'Rock-n-roll Rosetta': $1.4 billion spacecraft crashes into comet

Europe’s comet chasing Rosetta spacecraft dramatically concluded its 12-year odyssey, crash-landing into the comet it orbited and probed for two years in a quest to demystify the Solar System's origins.

There were tears, hugs and cheers at mission control in Darmstadt, Germany when spacecraft operations manager Sylvain Lodiot announced: "This is the end of the Rosetta mission."

An artist depiction of the Rosetta. Photo: Yahoo News
An artist depiction of the Rosetta. Photo: Yahoo News

"Rock-n-roll Rosetta," added a visibly moved project scientist Matt Taylor as he left the podium.

Rosetta made a "controlled impact" with Comet 67P/Churyumov-Gerasimenko at 10.41 GMT, the closing chapter in a trailblazing project approved in 1993 to look some 4.6 billion years back in time.

Comets are thought to contain primordial material from our planetary system's birth, preserved in a dark space deep freeze.

Rosetta had been programmed to touch down at a human walking pace of about 90cm (35 inches) per second, after a 14 hour freefall from an altitude of 19 kilometres (12 miles).

It joined long-spent robot probe Philae on the galactic wanderer's rocky, cold surface for an eternal journey around the Sun.

Confirmation of the mission's end came at 11.19 GMT, when the spacecraft's signal disappeared from ground controllers' computer screens.
"We have loss of signal of Rosetta," announced a grim-faced Lodiot.

"We will be listening for a signal for another 24 hours, but don't expect any..."

Mission scientists had expected Rosetta would bounce and tumble about before settling -- but the craft's final moments will forever remain a mystery as it was instructed to switch off on first impact.

The comet chaser was never designed to land.

In its final hours, Rosetta sent home crucial last-gasp data gathered from nearer the comet than ever before, tasting the comet's gas, dust and plasma, and taking close-up pictures of the spot that is now its icy tomb.

"It's a bittersweet thing," Taylor told AFP.

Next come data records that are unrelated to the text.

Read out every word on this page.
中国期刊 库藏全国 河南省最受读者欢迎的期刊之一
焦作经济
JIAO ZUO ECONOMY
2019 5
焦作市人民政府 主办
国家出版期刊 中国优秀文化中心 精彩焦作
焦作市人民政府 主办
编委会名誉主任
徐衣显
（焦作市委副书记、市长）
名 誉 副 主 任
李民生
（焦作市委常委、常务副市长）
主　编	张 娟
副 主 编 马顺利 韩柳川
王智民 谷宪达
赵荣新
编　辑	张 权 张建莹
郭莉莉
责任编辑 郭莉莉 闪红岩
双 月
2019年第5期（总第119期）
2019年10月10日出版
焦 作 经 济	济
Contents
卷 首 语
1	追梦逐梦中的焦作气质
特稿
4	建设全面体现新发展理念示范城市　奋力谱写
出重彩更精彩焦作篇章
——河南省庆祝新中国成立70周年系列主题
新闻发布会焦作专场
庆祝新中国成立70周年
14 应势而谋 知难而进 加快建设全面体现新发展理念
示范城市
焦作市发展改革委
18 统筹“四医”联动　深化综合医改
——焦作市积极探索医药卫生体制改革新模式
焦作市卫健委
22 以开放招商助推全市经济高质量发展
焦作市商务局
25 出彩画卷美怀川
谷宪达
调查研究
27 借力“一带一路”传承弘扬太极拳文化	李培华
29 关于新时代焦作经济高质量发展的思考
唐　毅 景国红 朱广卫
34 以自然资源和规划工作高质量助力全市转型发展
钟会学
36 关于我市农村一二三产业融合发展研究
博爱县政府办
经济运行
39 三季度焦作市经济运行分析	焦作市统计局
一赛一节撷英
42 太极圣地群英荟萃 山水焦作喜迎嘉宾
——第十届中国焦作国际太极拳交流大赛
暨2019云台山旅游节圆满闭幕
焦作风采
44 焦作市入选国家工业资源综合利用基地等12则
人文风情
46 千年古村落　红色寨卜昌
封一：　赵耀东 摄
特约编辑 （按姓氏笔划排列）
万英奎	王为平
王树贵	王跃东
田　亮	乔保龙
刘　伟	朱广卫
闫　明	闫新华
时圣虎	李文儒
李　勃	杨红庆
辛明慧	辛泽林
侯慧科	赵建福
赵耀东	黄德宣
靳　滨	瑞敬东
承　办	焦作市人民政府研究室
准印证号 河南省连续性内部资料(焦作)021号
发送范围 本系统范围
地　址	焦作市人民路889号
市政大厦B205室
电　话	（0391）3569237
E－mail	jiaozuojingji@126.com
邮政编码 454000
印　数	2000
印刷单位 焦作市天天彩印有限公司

While scientists are looking forward to delving into Rosetta's last-minute data, "there is something about the attachment, there's something about that spacecraft being there. I will feel a sense of loss, surely."

A social media campaign and cartoon depicting the pair as intrepid space explorers, each with its "own" Twitter account, earned the mission a global following.

On Friday, the cartoon was updated with a dusty and bashed-up Rosetta lying eyes closed on the comet surface, as Earth held a placard proclaiming "Goodbye Rosetta".

"#Rosetta, is that you?" ESA tweeted on Philae's behalf.

"Scientists are like children: they dream without limits. There is nothing better than making dreams of children become a reality," flight operations director Andrea Accomazzo told AFP.

"This is the feeling we have. For me today is mission accomplished."

Insights gleaned from the 1.4-billion-euro project have shown that comets crashing into an early Earth may well have brought amino acids, the building blocks of life.

Comets of 67P's type, however, certainly did not bring water, scientists have concluded.

"Rosetta has blown it all open. It's made us have to change our ideas of what comets are, where they came from and ... how the solar system formed and how we got to where we are today," said Taylor.

"We have only just scratched the surface. We have decades of work to do. The spacecraft may end but the science will continue."

For flight operators, the separation was more difficult.

"They (scientists) still have the data to analyse but we don't have the spacecraft anymore," lamented Lodiot, who had been involved in the project for 12 years.

"Of course there is a bit of sadness," added Accomazzo, whose involvement spans nearly 20 years.

"You are going to miss it. But OK, life goes on," he shrugged.